Just kidding. The truth of the matter is that this book has taken the coveted top spot on my Leaning Tower of Books Stack next to my bed (side note about this Leaning Tower–at the beginning of the school year, there was maybe one or two books there. It just goes to show you that even as a poor college student, there’s always enough money for books. At least in my world I convince myself that there is). Babbling aside, I start reading this book and the guilt intensifies–I’ve let an entire TWO MONTHS of my life go undocumented. I am scum.
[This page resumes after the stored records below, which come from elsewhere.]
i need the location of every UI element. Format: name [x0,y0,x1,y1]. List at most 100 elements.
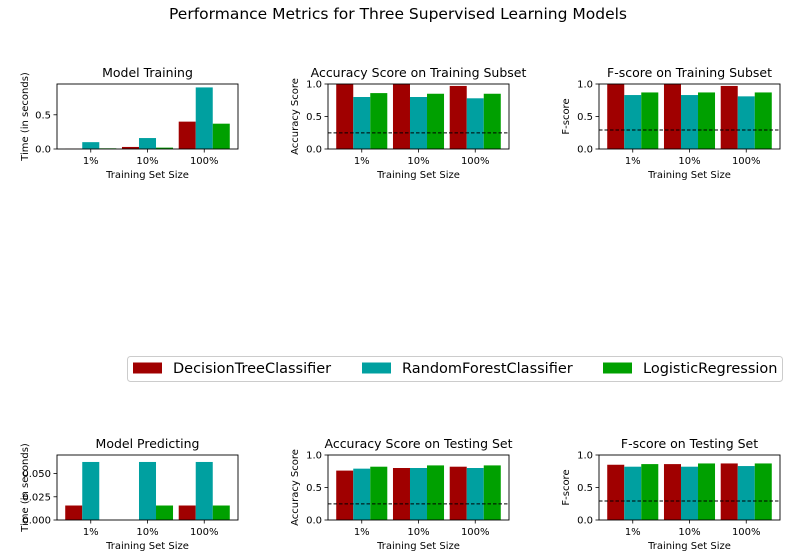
bar [409,97,428,149]
bar [82,142,100,149]
bar [737,96,755,149]
chart-panel-4: 0.000 0.025 0.050 1% 10% 100% Model Predicting… [20,436,239,552]
chart-panel-6: 0.0 0.5 1.0 1% 10% 100% F-score on Testing Set… [561,436,781,552]
y-axis-label: Accuracy Score [290,78,301,155]
bar [754,92,772,149]
chart-title: Accuracy Score on Training Subset [311,65,527,80]
y-tick-label: 0.5 [35,110,51,121]
y-tick-label: 0.025 [22,492,51,503]
y-tick-label: 0.0 [577,516,593,527]
bar [663,84,681,149]
y-tick-label: 0.5 [577,112,593,123]
y-axis-label: F-score [561,98,572,134]
bar [427,465,445,520]
bar [353,468,371,520]
bar [624,466,642,520]
bar [641,464,659,520]
chart-title: F-score on Training Subset [607,65,772,80]
y-tick-label: 0.5 [306,483,322,494]
bar [392,468,410,520]
y-axis-label: Accuracy Score [290,449,301,526]
bar [392,84,410,149]
y-tick-label: 0.050 [22,469,51,480]
y-tick-label: 0.0 [306,516,322,527]
bar [195,461,213,520]
x-tick-label: 100% [190,527,219,538]
bar [624,95,642,149]
bar [483,93,501,149]
y-tick-label: 1.0 [577,80,593,91]
legend-swatch [603,362,632,374]
chart-title: Model Training [102,65,193,80]
bar [156,505,174,520]
bar [720,463,738,520]
legend-swatch [133,362,162,374]
bar [607,464,625,520]
y-tick-label: 0.0 [577,145,593,156]
chart-panel-3: 0.0 0.5 1.0 1% 10% 100% F-score on Training Su… [561,65,781,181]
bar [138,461,157,520]
bar [663,464,681,520]
legend-label: DecisionTreeClassifier [173,361,331,377]
x-tick-label: 10% [136,156,158,167]
bar [680,95,699,149]
x-tick-label: 10% [407,527,429,538]
chart-panel-1: 0.0 0.5 1% 10% 100% Model Training Training Se… [20,65,239,181]
x-tick-label: 1% [625,527,641,538]
chart-title: Accuracy Score on Testing Set [324,436,512,451]
bar [737,466,755,520]
bar [178,505,196,520]
x-tick-label: 1% [354,527,370,538]
x-tick-label: 1% [83,527,99,538]
chart-title: Model Predicting [96,436,200,451]
y-tick-label: 1.0 [306,80,322,91]
chart-panel-5: 0.0 0.5 1.0 1% 10% 100% Accuracy Score on Test… [290,436,513,552]
bar [370,93,388,149]
bar [698,92,716,149]
x-axis-label: Training Set Size [647,170,731,181]
bar [156,147,174,149]
x-tick-label: 100% [732,527,761,538]
bar [178,121,196,149]
x-tick-label: 10% [136,527,158,538]
x-tick-label: 100% [190,156,219,167]
y-tick-label: 0.0 [306,145,322,156]
bar [720,85,738,149]
legend-label: LogisticRegression [643,361,777,377]
x-tick-label: 100% [461,156,490,167]
x-axis-label: Training Set Size [376,541,460,552]
bar [466,98,484,149]
y-tick-label: 1.0 [577,451,593,462]
bar [370,466,388,520]
bar [449,466,467,520]
y-axis-label: F-score [561,469,572,505]
x-tick-label: 10% [407,156,429,167]
x-tick-label: 10% [678,527,700,538]
y-axis-label: Time (in seconds) [20,72,31,162]
bar [607,84,625,149]
bar [336,84,354,149]
x-axis-label: Training Set Size [376,170,460,181]
legend: DecisionTreeClassifier RandomForestClassi… [127,356,783,382]
figure-title: Performance Metrics for Three Supervised… [169,5,627,23]
bar [680,466,699,520]
bar [212,123,230,149]
bar [138,138,157,149]
chart-panel-2: 0.0 0.5 1.0 1% 10% 100% Accuracy Score on Trai… [290,65,526,181]
bar [195,87,213,149]
x-axis-label: Training Set Size [105,170,189,181]
bar [336,470,354,520]
x-tick-label: 1% [83,156,99,167]
x-tick-label: 1% [354,156,370,167]
bar [641,92,659,149]
chart-title: F-score on Testing Set [621,436,758,451]
y-axis-label: Time (in seconds) [20,443,31,533]
bar [409,468,428,520]
chart-panels: 0.0 0.5 1% 10% 100% Model Training Training Se… [20,65,781,552]
bar [483,465,501,520]
bar [754,463,772,520]
bar [698,463,716,520]
bar [427,93,445,149]
legend-swatch [362,362,391,374]
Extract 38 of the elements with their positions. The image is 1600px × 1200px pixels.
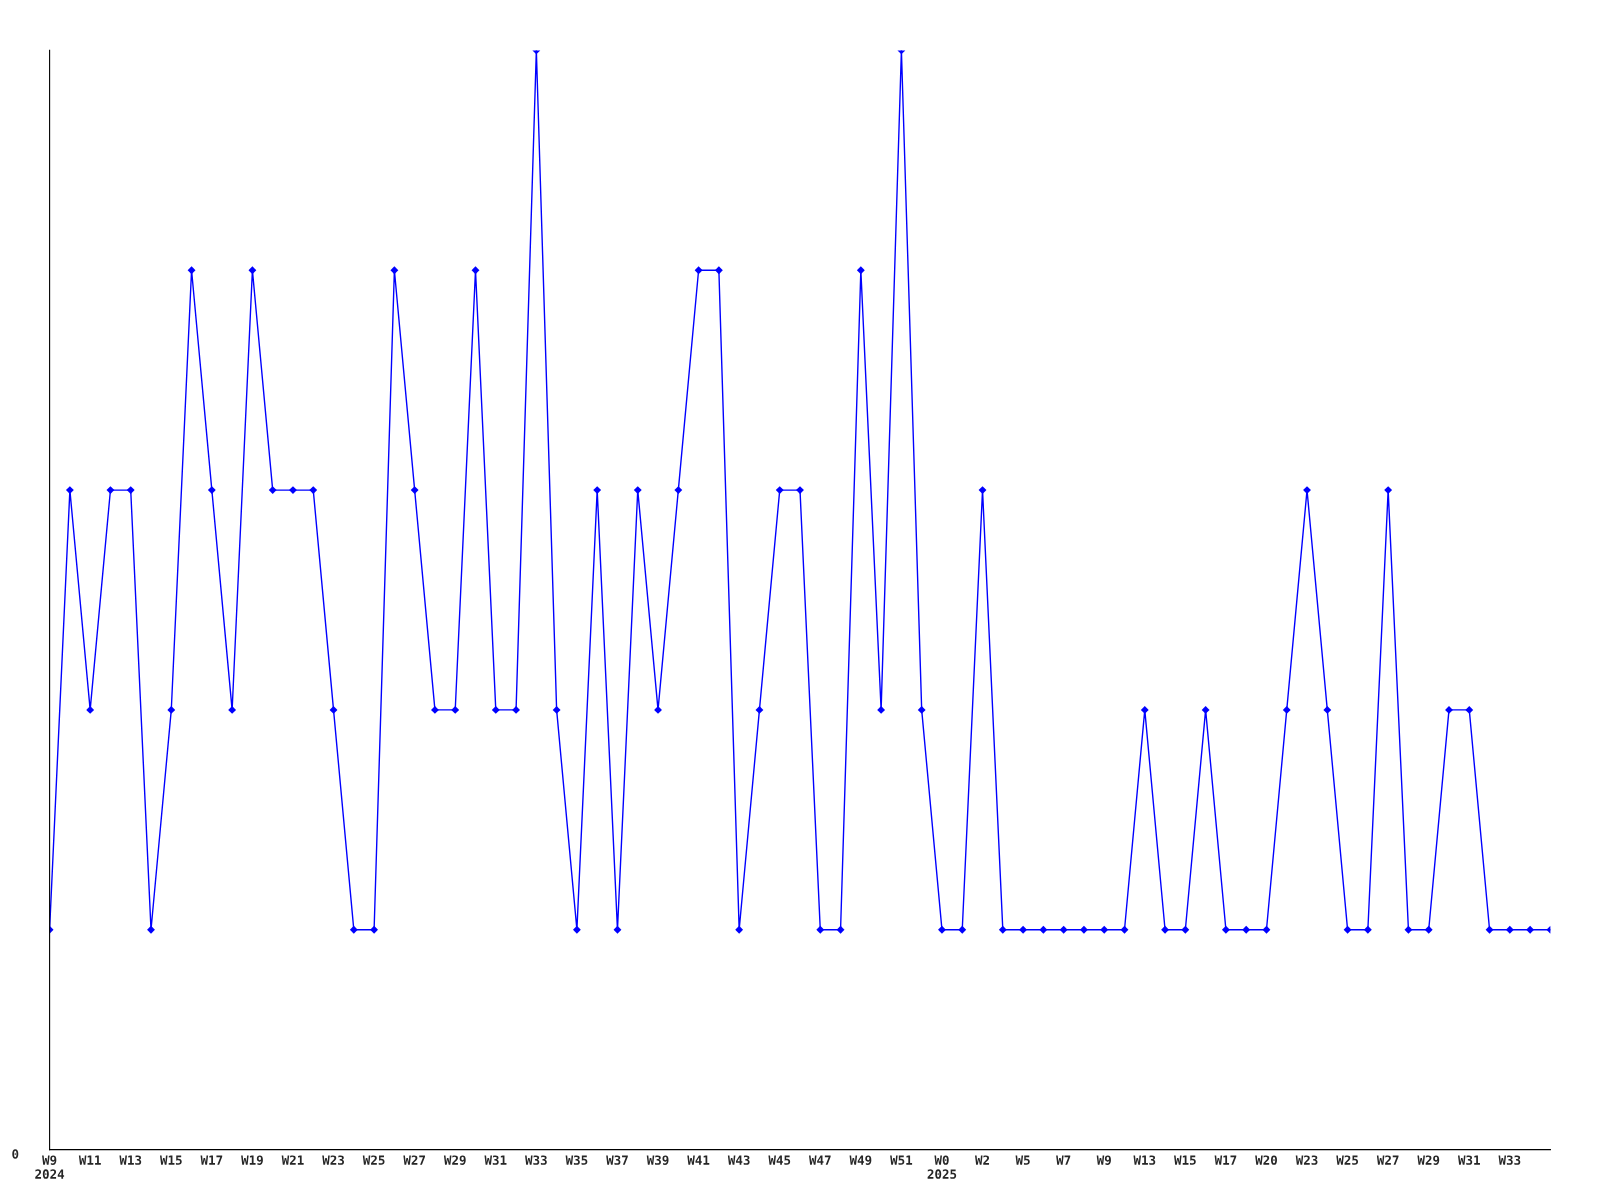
x-tick-label: W9 <box>1096 1155 1111 1165</box>
x-tick-label: W37 <box>606 1155 628 1165</box>
x-tick-label: W23 <box>1295 1155 1318 1165</box>
x-tick-label: W17 <box>1214 1155 1237 1165</box>
x-tick-label: W21 <box>281 1155 304 1165</box>
x-tick-label: W29 <box>443 1155 466 1165</box>
x-tick-label: W33 <box>1498 1155 1521 1165</box>
x-tick-label: W29 <box>1417 1155 1440 1165</box>
x-tick-label: W35 <box>565 1155 588 1165</box>
x-tick-label: W47 <box>808 1155 831 1165</box>
x-tick-label: W11 <box>78 1155 101 1165</box>
x-tick-label: W33 <box>525 1155 547 1165</box>
x-tick-label: W25 <box>1336 1155 1359 1165</box>
x-tick-label: W9 2024 <box>35 1155 65 1179</box>
x-tick-label: W23 <box>322 1155 345 1165</box>
x-tick-label: W0 2025 <box>927 1155 957 1179</box>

So to force myself back into the habit, I started doing a prompt-a-day in my journal. Some entries have been more insightful than others, and some have just been to fill a page. But something really curious happened to me this week in the process–all this junk that I’ve been ruminating about every hour, every day for months now has all of the sudden decided to just simmer quietly on the back burner of my mind instead of boiling all over the place on the big front burner (another side note–I hate how there’s only one big burner on our stove. On our literal stove, not on my mind stove, although I guess there’s only one big burner there too). Before, when I had journal-writing as more of a habit, I didn’t seem to have as much on my mind, or at the very least, I didn’t dwell on the same things over and over and over again. Since stopping, it was like a drain getting clogged with handfuls of hair and soap scum and having no Drain-O around. I now know that my journal is my Drain-O. And it’s felt pretty great to un-clog.
Change It Up Successful: Very much so. I’m now motivated once again to start recording things down. Thank you Borders!!